When filtering or partitioning stream or events,
And the filter criteria will narrow down possible types,
the partition / filter returned Observable type should be narrowed down as-well

Given the following code:

export function typeGuard(root: HTMLElement) {
    return Observable.fromEvent<Event>(root, 'click', {capture: true})
    .filter(function (e) {
        return e instanceof MouseEvent;
    })
    .do(function (e) {
        // e should be of type MouseEvent
        // [ts] Property 'clientX' does not exist on type 'Event'
        e.clientX;
    });
}

The e parameter of do should be of type MouseEvent

How to implement:
Generics!
And maybe is possible with some inference magic

• I think filter already has somekind of this functionality but the declaration it broken.
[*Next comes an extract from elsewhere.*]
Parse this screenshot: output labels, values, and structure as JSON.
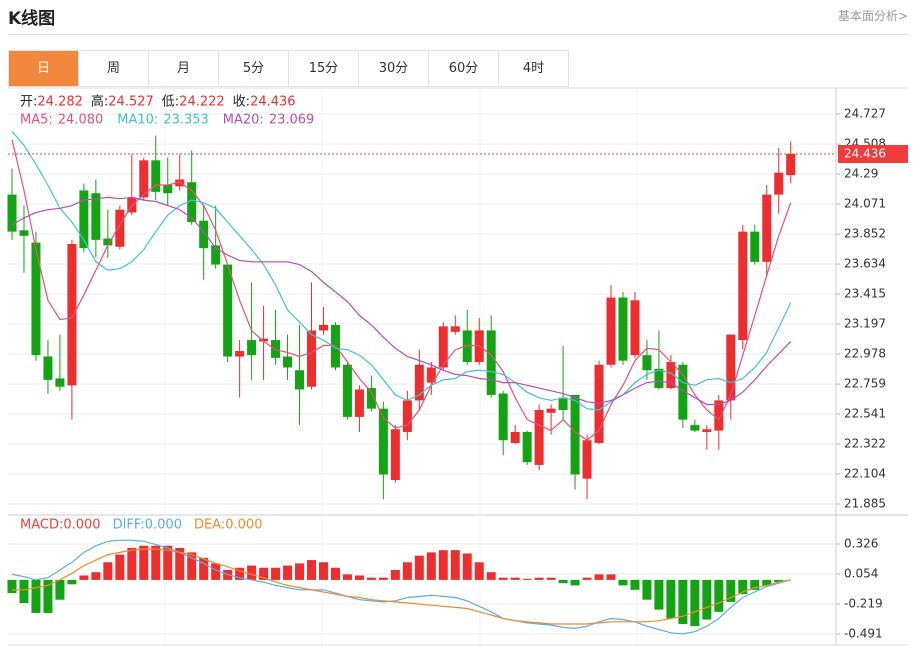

export declare function filter<T, S extends T>(this: Observable<T>, predicate: (value: T, index: number) => value is S, thisArg?: any): Observable<S>;

[kwonoj]

Unfortunately, as far as I know typescript's inference doesn't work automatically in this case and you may need supply generic types explicitly to narrow down types as you'd like to have.

Current type definition for filter supports does case and it is not broken, for example above snippet can supply generic types like

export function typeGuard(root: HTMLElement) {
    return Observable.fromEvent<Event>(root, 'click', {capture: true})
    .filter<Event, MouseEvent>((value: Event): value is MouseEvent => value instanceof MouseEvent)
    .do(function (e) {
        e.clientX; //now chained operator got narrowed down type <S> instead of original type <T>
    });
}

.

I'll leave this opened bit more and /cc @david-driscoll just in case if there's any possible improvement.

[david-driscoll]

@Bnaya I think @kwonoj is correct here. While value instanceof X is a valid typeguard, the actual method itself is not a type guard, so it behaves exactly as it should, just a normal filter function.

If you make the method explicitly a typeguard it should work. I don't think the concept of implicit typeguard exists in TypeScript (I could be wrong). In order for this to work any other way would most likely require a compiler change which would "promote" the inner typeguard (collection of type guards creating a union type??) to the parent method.

[Bnaya]

Thanks!

[arielshaqed]

@kwonoj do you have a suggestion how to handle partition? AFAIK TypeScript has no way of specifying "if function returns true, type is A, otherwise type is B.